エナメル割りとは|ガンプラ用語集:原理・特徴・注意点まとめ
筆塗りおじさん
エナメル割り(えなめるわり)
概要
エナメル割りとは、エナメル塗料の溶剤を利用して、プラパーツの合わせ目や溝に意図的に細い切れ目(クラック)を入れ、パーツを分割する技法である。

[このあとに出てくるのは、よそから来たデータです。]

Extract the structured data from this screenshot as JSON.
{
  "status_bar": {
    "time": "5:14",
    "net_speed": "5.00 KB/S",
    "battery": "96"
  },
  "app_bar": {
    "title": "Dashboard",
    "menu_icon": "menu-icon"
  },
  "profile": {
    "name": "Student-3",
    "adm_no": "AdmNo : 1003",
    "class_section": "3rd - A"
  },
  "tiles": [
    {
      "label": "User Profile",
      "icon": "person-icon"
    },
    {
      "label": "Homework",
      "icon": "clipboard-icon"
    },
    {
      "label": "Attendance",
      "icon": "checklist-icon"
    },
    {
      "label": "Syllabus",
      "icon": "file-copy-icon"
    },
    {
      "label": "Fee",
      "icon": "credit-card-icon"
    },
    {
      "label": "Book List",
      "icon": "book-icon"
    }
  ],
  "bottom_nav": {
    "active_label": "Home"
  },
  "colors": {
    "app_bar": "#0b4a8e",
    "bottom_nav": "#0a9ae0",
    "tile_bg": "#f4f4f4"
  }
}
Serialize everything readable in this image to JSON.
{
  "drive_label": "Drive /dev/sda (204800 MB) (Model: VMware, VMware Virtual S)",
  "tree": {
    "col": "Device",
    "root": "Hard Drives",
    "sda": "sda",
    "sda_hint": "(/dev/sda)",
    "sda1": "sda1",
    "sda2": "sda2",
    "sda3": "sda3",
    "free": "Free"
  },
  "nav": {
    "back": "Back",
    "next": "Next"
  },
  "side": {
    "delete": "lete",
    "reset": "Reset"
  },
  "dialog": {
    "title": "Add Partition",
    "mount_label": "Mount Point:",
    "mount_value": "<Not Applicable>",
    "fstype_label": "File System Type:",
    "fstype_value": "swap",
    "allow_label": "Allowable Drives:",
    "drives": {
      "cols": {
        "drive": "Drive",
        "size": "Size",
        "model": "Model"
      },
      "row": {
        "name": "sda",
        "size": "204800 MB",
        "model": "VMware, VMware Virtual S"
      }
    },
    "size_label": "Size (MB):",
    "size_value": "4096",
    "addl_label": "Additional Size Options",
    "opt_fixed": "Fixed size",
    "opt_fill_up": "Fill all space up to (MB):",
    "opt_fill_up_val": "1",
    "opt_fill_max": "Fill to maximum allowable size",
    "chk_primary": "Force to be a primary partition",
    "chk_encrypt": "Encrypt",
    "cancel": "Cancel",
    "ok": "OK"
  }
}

通常の「エナメル割れ(事故)」とは異なり、コントロールされた“加工技法”として使う場合を指す。
特徴
- ノコやノコ刃が入らない場所でも分割できる
通常の工具では切りにくい- 狭い溝
- 複雑な形状
- 内部構造に干渉する部分
などでも、エナメル割りなら分割が可能である
- 力を加えずに分割できる
物理的に押し切る必要がないため、パーツの変形が起きにくい
手順
- 割りたいラインに浅いスジ彫りを入れる
完全に切らず、ガイド程度のミゾでよい - エナメル溶剤を筆で流す
ミゾに沿って溶剤が浸透する - 時間を置く
数分〜十数分で、ミゾの部分から割れが進む。 - パーツを割る
少しの力で“パキッ”と割れる
注意点
- ABSパーツには極めて危険
ABSはエナメル溶剤に弱く、予期せぬ方向に割れるリスクが高い。
PS樹脂でも慎重に行う必要がある - 過剰な溶剤は厳禁
溶剤を多く流しすぎると、パーツ全体が脆くなり破損につながる
用途
- パーツの後ハメ加工
- ディテール追加のための分割
- ノコが入らない場所の精密切断
ガンプラ改造において、限定的だが非常に有効なテクニック。